Entrevista a Simón Rodríguez
Simón Rodríguez nació en Caracas (1769- 1853). Fue maestro y mentor del Libertador Simón Bolívar. Pedagogo, pensador filosófico, escritor de obras de contenido histórico, educativo y sociológico, y conocedor a fondo de la sociedad latinoamericana.
P: Don Simón. ¿Es importante la educación popular?
SR: Sin educación popular no habrá verdadera sociedad…
P: ¿Una educación igual para todos?
SR: Todos generalmente la necesitan porque sin tomar en ella las primeras luces es el hombre ciego para los demás conocimientos. Sus objetos son los más laudables, los más interesantes: disponer el ánimo de los niños para recibir las mejores impresiones, y hacerlos capaces de todas las empresas.
P: ¿Qué relación tiene esa educación popular con la construcción de una mejor sociedad?
SR: Nadie hace bien lo que no sabe; por consiguiente nunca se hará república con gente ignorante, sea cual fuere el plan que se adopte…
P: ¿Cuál es la relación de la educación popular con la pobreza?
SR: El hombre no es ignorante porque es pobre, sino lo contrario… Al que no sabe, cualquiera lo engaña. Al que no tiene, cualquiera lo compra.
P: Para usted, ¿Cuál es el sentido de la educación?
SR: Instruir no es educar; ni la instrucción puede ser un equivalente de la educación, aunque instruyendo se eduque.
P: Interesante… y ¿el papel de educador?
SR: Debe ser sabio, ilustrado, filósofo y comunicativo, porque su oficio es formar hombres para la sociedad… Enseñen los niños a ser preguntones, para que, pidiendo el por qué de lo que se les mande hacer; se acostumbren a obedecer a la razón, no a la autoridad como los limitados, no a la costumbre como los estúpidos… Lo que no se hace sentir no se entiende, y lo que no se entiende no interesa.

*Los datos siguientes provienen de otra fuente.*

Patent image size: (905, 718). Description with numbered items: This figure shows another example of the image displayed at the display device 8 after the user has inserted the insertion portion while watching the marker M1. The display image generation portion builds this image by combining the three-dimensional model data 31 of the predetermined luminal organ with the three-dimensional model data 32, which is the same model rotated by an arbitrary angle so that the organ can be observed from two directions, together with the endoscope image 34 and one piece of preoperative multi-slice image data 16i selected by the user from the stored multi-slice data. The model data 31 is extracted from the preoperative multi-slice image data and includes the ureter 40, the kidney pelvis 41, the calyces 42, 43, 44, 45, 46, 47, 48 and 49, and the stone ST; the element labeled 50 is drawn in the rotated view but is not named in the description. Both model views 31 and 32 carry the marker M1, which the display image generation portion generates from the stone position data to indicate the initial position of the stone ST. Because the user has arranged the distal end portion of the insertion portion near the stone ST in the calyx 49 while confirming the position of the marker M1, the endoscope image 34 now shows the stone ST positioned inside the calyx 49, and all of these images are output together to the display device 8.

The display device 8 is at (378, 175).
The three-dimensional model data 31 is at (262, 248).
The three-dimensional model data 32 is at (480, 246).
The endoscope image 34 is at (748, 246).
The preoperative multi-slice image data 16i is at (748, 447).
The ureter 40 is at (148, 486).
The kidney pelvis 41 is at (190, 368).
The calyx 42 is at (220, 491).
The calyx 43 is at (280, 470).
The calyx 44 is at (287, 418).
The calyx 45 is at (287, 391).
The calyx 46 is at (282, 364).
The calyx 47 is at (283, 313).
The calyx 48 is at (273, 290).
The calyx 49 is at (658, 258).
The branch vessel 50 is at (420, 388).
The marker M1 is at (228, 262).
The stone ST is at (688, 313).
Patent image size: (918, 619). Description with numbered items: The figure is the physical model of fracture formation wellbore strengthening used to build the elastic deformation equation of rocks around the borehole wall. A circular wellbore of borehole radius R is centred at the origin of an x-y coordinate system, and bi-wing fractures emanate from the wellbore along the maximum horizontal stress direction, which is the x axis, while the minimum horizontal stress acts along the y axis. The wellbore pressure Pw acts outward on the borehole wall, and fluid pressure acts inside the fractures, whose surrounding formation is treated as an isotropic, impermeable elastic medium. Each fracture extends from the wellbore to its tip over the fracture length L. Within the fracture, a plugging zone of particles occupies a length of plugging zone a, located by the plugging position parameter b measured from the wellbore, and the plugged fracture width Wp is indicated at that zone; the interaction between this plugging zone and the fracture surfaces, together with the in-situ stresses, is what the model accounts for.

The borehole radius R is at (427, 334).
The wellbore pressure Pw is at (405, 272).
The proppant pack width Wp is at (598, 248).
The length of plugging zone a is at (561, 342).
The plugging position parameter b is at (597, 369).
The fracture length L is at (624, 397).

P: ¿Se trata de motivar a aprender a aprender?
SR: El título de maestro no debe darse sino al que sabe enseñar, esto es al que enseña a aprender; no al que manda aprender o indica lo que se ha de aprender, ni al que aconseja que se aprenda. Enseñar es hacer comprender; es emplear el entendimiento; no hacer trabajar la memoria…
P: ¿Cómo define el arte de educar?
SR: Instrucción social, para hacer una nación prudente; corporal, para hacerla fuerte; técnica, para hacerla experta; y científica, para hacerla pensadora.
P: El 15 de agosto de 1805 en Roma, usted y Simón Bolívar ascienden al Monte Sacro… ¿Puede repetirnos parte del juramento de su discípulo, que lo llevaría a cambiar el destino de este continente?
SR: Juro delante de usted; juro por el Dios de mis padres; juro por ellos; juro por mi honor; y juro por mi patria; que no daré descanso a mi brazo, ni reposo a mi alma, hasta que haya roto las cadenas que nos oprimen por voluntad del poder español.
P: ¿Cual era la enfermedad de su siglo?
SR: La enfermedad del siglo es una sed insaciable de riquezas.
P: Esa enfermedad nos sigue asolando, querido maestro. ¿su mensaje final para los lectores de esta columna?
SR: ¿Dónde iremos a buscar modelos? La América española es original. Original han de ser sus instituciones y su gobierno. Y originales los medios de fundar uno y otro. O inventamos o erramos.